Les 14 et 21 mars, les électeurs français sont appelés à renouveler leurs Conseils régionaux. La région Rhône-Alpes (6 millions d’habitants répartis sur 8 départements dont l’Ain et la Haute-Savoie) possède 157 conseillers régionaux qui se présentent sur des listes départementales. Le Parti socialiste emmené par Jean-Jack Queyranne devrait conserver la région, à l’image du reste de la France (20 régions actuellement à gauche sur 22).

Tête de liste UMP (majorité présidentielle) pour la Haute-Savoie, Jean-Claude Carle pense que la politique transfrontalière «attentiste » de son adversaire socialiste a au pour conséquence « d’accentuer les déséquilibres régionaux » « La priorité est d’encourager la bilocalisation, un dispositif validé par le fisc français et Berne qui permet aux entreprises locales d’exploiter au mieux les avantages offerts par les deux pays voisins » propose-t-il.

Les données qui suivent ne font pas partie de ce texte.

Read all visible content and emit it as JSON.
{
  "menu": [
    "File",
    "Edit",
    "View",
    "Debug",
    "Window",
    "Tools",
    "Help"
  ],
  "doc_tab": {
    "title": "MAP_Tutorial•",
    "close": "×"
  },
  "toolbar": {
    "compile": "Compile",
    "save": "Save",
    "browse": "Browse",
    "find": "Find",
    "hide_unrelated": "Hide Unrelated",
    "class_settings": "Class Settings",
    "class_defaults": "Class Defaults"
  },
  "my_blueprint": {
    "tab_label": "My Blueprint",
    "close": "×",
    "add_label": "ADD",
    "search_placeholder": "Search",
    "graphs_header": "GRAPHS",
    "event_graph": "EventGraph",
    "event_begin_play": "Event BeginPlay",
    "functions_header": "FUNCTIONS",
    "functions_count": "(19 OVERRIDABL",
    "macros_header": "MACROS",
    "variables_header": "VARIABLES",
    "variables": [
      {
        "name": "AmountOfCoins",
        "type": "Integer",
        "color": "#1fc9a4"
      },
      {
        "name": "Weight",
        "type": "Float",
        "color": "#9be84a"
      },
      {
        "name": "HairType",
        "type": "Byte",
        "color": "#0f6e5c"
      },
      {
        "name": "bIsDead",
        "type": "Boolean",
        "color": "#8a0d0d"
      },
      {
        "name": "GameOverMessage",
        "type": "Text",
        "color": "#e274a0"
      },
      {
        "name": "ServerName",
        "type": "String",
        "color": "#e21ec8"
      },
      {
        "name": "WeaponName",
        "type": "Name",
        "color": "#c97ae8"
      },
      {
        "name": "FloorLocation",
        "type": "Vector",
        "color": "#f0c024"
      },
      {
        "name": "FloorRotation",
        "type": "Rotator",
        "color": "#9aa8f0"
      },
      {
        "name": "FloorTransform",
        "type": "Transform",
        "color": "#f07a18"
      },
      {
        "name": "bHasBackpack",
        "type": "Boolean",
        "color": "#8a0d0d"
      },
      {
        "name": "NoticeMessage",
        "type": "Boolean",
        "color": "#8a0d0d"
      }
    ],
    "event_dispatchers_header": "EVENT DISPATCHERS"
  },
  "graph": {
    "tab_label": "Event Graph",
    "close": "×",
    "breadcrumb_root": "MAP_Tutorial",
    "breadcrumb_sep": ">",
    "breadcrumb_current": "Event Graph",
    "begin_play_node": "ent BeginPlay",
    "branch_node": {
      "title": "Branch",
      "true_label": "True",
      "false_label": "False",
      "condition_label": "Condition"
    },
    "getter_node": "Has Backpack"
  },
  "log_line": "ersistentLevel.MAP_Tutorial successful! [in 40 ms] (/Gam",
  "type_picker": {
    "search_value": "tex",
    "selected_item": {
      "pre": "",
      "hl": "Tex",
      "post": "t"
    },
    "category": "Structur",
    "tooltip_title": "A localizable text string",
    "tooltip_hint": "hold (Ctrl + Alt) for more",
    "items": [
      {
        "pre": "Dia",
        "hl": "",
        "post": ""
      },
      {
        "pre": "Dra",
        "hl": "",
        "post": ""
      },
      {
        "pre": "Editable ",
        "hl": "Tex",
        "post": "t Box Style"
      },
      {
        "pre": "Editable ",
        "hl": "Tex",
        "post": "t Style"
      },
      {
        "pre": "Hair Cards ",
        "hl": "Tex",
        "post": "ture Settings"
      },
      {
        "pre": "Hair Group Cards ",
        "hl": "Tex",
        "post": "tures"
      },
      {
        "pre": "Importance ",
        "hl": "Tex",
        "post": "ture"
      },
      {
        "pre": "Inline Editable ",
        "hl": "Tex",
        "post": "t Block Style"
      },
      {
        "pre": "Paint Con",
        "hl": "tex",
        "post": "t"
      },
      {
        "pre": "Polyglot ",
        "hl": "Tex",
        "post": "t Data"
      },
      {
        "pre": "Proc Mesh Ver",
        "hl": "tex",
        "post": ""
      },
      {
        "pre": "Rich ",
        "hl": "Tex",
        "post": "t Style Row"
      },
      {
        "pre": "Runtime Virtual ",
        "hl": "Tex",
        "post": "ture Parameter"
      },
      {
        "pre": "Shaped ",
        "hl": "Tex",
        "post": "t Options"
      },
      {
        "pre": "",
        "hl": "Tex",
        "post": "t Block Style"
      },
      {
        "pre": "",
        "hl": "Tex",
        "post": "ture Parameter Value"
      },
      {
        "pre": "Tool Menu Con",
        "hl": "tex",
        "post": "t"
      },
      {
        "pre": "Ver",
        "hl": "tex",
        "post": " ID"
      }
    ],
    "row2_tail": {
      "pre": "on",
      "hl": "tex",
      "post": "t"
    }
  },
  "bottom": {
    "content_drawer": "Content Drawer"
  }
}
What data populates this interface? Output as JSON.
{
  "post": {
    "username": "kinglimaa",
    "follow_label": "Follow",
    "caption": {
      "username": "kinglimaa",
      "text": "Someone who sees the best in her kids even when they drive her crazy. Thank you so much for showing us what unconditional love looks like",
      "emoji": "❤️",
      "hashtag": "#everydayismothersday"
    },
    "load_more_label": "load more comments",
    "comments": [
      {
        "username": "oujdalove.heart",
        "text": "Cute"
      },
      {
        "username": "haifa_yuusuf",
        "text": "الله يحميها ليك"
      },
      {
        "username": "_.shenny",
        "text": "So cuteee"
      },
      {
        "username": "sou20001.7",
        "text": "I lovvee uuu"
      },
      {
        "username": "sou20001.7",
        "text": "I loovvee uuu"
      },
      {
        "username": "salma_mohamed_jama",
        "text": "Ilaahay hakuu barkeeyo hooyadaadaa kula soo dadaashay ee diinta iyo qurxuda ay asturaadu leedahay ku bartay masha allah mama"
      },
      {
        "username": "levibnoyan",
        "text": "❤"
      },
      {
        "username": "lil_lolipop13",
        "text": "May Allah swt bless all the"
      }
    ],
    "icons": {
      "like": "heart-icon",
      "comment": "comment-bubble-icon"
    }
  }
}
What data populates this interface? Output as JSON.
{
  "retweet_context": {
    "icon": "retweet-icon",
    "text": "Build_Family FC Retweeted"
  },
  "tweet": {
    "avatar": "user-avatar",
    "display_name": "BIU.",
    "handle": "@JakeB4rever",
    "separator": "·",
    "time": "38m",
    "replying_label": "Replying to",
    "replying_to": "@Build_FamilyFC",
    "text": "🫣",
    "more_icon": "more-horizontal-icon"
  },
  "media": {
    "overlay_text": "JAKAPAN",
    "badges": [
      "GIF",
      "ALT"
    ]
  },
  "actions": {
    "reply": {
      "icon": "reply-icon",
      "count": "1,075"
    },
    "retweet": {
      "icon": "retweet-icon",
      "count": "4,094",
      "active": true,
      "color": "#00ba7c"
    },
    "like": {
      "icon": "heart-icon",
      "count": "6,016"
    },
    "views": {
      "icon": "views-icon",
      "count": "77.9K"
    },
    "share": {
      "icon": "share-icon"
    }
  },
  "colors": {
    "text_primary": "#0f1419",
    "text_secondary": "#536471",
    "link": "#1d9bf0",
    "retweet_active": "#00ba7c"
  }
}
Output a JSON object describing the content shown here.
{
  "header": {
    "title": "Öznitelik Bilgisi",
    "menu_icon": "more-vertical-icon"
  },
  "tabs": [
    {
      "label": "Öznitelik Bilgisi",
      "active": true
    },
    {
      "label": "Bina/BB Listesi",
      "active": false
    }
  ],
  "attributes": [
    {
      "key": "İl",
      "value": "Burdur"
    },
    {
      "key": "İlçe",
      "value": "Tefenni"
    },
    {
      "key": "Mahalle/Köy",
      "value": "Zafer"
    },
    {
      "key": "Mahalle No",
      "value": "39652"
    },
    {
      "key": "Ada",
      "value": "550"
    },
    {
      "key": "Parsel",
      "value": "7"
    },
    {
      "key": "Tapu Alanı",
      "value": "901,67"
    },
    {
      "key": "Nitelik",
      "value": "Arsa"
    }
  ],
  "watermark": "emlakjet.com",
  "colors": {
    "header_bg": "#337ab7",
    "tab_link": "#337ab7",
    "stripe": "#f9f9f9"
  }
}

Antoine Vielliard qui mène la liste MoDem (centre) en Haute-Savoie regrette la sous-représentation des élus issus du Genevois français dans les listes. « Un à quatre ont des chances d’être élus conseillers régionaux, ce qui est peu pour nous représenter » déplore-t-il. Par ailleurs, le candidat centriste estime que Jean-Jack Queyranne a démissionné face aux engagements non tenus par Genève en matière de logement. « Il existe une hypocrisie: signer des accords et ne pas s’y tenir, précise-t-il Le président rhônalpin aurait dû hausser le ton et taper du poing sur la table ».

En Franche-Comté (quatre départements, un million d’habitants), la lutte est serrée. La socialiste Marie-Guite Dufay espère conserver la présidence face au secrétaire d’Etat à la Coopération, l’UMP Alain Joyandet, qui considère que la région est l’une des rares qui soient gagnables par la majorité présidentielle.